Effect of the diamond saw wires capillary adhesion on the thickness variation of ultra-thin photovoltaic silicon wafers during slicing

Abstract

In order to improve the performance of solar cells and reduce their manufacturing costs, monocrystalline silicon wafers used for manufacturing solar cells are developing towards larger sizes and ultra-thin thickness, and the diameter of diamond saw wires used to cut silicon wafers is also continuously decreasing. These aspects cause uneven thickness and lager thickness variation (TV) of the as-cut wafer during slicing process. The reason of uneven thickness was analyzed from the point of liquid bridge with capillary force between the saw wires in this paper.
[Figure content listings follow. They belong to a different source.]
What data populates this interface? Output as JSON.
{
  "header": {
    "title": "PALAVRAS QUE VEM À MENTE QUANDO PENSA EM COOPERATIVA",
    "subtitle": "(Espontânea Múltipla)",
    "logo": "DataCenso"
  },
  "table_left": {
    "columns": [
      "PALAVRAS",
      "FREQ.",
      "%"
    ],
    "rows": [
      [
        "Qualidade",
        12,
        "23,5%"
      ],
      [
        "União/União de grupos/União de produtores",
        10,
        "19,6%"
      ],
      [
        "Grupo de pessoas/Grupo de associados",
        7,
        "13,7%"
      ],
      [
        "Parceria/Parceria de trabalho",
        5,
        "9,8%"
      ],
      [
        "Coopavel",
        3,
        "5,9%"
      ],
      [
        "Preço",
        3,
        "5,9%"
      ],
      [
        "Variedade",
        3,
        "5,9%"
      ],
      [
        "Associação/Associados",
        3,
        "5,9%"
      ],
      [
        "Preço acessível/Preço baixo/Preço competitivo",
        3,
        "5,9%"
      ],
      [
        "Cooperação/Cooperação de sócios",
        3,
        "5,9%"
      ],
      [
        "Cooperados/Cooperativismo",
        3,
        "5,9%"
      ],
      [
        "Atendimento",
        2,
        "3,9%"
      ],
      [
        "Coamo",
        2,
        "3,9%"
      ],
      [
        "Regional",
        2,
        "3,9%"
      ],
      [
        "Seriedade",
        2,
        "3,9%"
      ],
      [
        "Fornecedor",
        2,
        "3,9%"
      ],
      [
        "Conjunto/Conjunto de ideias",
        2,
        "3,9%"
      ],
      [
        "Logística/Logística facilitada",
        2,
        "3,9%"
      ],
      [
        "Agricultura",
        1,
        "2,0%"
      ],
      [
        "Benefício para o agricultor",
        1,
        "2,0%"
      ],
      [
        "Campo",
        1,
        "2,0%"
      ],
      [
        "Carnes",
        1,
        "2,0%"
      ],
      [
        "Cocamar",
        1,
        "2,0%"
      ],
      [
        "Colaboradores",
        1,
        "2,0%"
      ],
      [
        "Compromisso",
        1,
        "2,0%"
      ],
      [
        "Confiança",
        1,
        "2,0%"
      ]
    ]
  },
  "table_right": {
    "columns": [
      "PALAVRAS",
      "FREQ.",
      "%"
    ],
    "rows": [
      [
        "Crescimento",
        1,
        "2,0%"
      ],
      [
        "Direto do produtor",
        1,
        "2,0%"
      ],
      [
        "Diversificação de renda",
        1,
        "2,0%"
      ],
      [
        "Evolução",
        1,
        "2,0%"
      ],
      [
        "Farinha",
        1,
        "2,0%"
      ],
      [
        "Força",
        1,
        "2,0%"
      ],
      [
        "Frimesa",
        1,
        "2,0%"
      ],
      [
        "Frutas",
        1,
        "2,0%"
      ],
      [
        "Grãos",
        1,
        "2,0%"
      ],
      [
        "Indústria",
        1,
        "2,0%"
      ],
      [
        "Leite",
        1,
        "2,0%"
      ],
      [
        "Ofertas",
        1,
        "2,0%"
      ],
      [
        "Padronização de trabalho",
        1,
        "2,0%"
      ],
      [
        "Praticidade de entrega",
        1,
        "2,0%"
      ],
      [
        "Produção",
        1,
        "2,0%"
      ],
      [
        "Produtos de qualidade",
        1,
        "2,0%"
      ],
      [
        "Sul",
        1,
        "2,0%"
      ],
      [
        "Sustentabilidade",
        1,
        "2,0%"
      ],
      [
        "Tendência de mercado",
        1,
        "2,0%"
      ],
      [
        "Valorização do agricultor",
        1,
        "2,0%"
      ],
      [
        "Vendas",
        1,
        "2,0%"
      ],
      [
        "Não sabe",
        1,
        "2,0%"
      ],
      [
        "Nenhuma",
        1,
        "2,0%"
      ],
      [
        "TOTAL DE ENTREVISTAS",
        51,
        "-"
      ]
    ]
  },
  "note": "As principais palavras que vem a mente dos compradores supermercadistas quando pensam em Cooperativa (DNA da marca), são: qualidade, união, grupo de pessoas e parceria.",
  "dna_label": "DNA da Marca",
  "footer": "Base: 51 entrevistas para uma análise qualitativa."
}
The mechanical equilibrium equation between the liquid bridge and the saw wires was established based on the Young-Laplace equation, and the theoretical model of the as-cut wafer thickness was derived during the sawing process. The effect of the saw wire tensioning force, span, the diameter of the core wire and the wetting angle of coolant on the as-cut wafer thickness variation was analyzed based on the model. The results show that the increase in the saw wire tensioning force, the core wire diameter and the wetting angle of coolant improved the thickness accuracy and reduced the thickness variation of the as-cut wafer. And the increase in the saw wire span reduced the thickness accuracy and increased the thickness variation. The research results of this paper provide the mechanism analysis for the thickness variation of the ultra-thin wafer during the slicing process. It is of great significance to produce the ultra-thin photovoltaic silicon wafers with the fine saw wire in the future.